Educator and software engineer Jon Link has announced his candidacy for Somerville City Council. He joins startup founder Ben Orenstein and University of Massachusetts undergraduate Wilbert Pineda in bidding for the council’s four at-large positions.
Among current councilors at large Kristen Strezo, Will Mbah, Willie Burnley Jr. and Jake Wilson, Burnley and Wilson have announced their intention to challenge incumbent Katjana Ballantyne in the race for mayor, leaving their council seats open.
Link has lived in Somerville since 2012, renting in Winter Hill and Magoun Square before moving to Prospect Hill in 2019. He lives in Prospect Hill with his wife and two kids, aged 3 and 6.
As councilor, Link says that he wants to support the Somerville school system. “I think that the job is to make sure that the school board is fully empowered and that the schools are fully funded, and I think that means kind of talking relentlessly about, for example, the Winter Hill school and pushing for that to get done.”
Link’s connection to the school system comes from experience as an educator and as a parent of two children in Somerville schools. Link said that one of his children was a student at the Capuano Early Childhood Center in 2023 when the school absorbed all prekindergarten and kindergarten students from the Winter Hill Community Innovation School after its building closed in 2023 due to disrepair.

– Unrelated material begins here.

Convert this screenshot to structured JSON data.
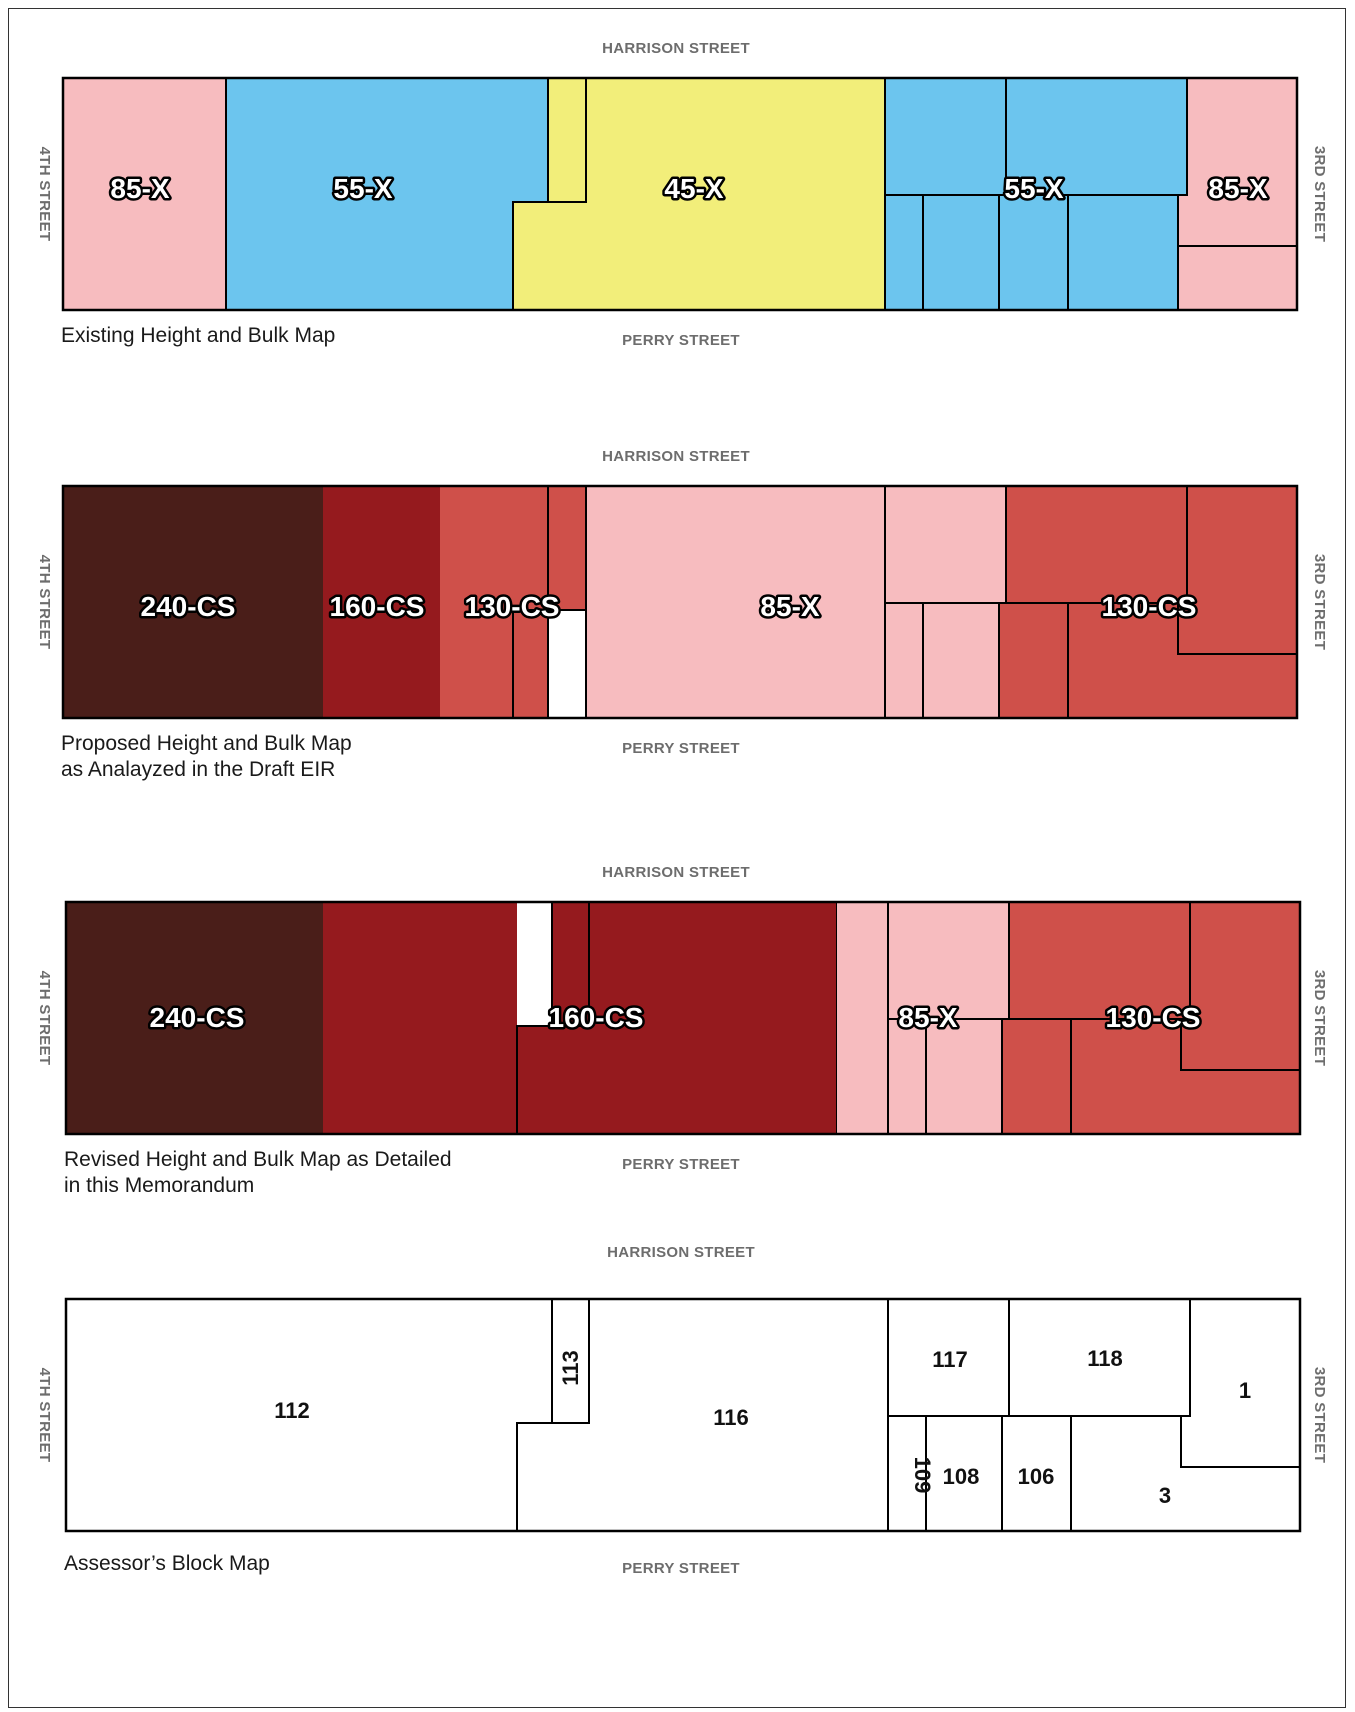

“I got to see the kind of the chaos that that created,” Link said. “It has been a real eye opener in terms of … the urgency that we’re lacking in some regards.” (An advisory group is tasked with presenting a recommendation for a new or renovated school site to Ballantyne. The recommendation is due by November.)
To Link, the school system doesn’t exist in a vacuum. For students to thrive, they need food security and street safety. “Our kids should be able to walk to school without fear. Our seniors should feel safe crossing the street,” Link says on his campaign website. Link seeks to improve street safety through design – including protected bike lanes, raised crosswalks, curb extensions and hardened turns – as well as limiting speeding.
“Being able to get around with my kids, either on foot or by bike, having them bike around, that’s really important to me,” he said.
Housing is also key to Link. “What I learned when I moved to Somerville was basically, you know, that it was really hard to live here,” Link said. “There’s a real dearth of affordable housing.”
Link spoke in support of the Somerville Community Land Trust, for which he recently began volunteering, and its efforts to build 50 all-affordable apartments at 297 Medford St. Online, he has expressed his support for rent stabilization, transit-oriented upzoning, affordable housing height bonuses and funding the Inspectional Services Department.
In addition to housing, Link said that the city should seek to limit displacement of businesses and the arts. “We used to be home to one of the most densely populated art communities in the country, and that’s no longer the case,” Link said.
He’s also a proponent of “greening up Somerville” through preserving parks, maintaining street trees and continuing the city’s efforts to limit flooding through sewer separation projects.
Link aims to host a campaign kickoff event in May. Ahead of the election, “I’ll be going door to door, knocking, trying to meet as many people as possible,” he said.
Link has worked in international education for several years, specializing in studies of English as a second language. He worked in teaching and administration for two international schools in Greater Boston – Kaplan International and FSL International – before becoming a software engineer for U.K.-based school Stafford House International. He continued in the tech space through engineering roles at advertising company MobileFuse. Link now provides software engineering services freelance and is particularly interested in nonprofit clients.